A young student fatally shot a 12-year-old and wounded two others at a school in Finland on Tuesday, police said, a rare act of violence by a child in a country that changed its gun laws after previous school shootings, but where firearm ownership remains widespread.
Police said they arrested a suspect, also 12 years old, who had a gun, about an hour after arriving at the Viertola school in the town of Vantaa, about 10 miles north of Helsinki.
“The Vantaa shooting incident is deeply distressing,” Prime Minister Petteri Orpo said this on X.
Finland tightened its gun laws after two school shootings, in 2007 and 2008, in which 20 people, including the perpetrators, died.
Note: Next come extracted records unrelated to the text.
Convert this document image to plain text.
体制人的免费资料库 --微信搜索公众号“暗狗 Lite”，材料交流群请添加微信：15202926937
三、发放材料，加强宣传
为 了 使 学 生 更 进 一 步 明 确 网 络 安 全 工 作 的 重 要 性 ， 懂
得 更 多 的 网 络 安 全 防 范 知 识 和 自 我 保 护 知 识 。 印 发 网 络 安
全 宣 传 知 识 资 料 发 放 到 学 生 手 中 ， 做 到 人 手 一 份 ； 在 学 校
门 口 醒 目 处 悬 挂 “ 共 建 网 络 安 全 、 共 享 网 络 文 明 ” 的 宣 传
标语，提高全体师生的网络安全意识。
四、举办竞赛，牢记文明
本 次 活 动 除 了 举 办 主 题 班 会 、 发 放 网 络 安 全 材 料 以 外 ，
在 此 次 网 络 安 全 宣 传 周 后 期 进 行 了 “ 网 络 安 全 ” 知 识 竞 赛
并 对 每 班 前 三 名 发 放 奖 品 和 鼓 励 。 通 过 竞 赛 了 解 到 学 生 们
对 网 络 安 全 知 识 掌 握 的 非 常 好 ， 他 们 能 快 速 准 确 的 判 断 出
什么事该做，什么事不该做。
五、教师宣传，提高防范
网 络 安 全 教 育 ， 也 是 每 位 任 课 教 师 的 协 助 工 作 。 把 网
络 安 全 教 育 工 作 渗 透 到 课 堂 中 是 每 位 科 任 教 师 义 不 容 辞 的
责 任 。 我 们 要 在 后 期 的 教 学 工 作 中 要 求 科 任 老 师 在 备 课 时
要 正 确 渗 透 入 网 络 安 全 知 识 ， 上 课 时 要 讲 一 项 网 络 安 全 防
Those shootings inspired a heated debate over firearms legislation in a country of hunters and gun enthusiasts.
A law introduced in 2011 raised the age limit for purchasing firearms to 20 and made it mandatory for doctors to report anyone they deemed unfit to own a gun.
Yet Finland still has one of the highest rates of firearm ownership in Europe, according to the 2018 Small Arms Survey, conducted by the Graduate Institute of International Studies in Geneva.
Under Finnish law, firearms permits can only be granted to people who can demonstrate “an acceptable purpose of use” and meet certain criteria.
It was unclear how the student involved in Tuesday's shooting obtained the gun, but police said the weapon had been licensed to a close relative of the suspect.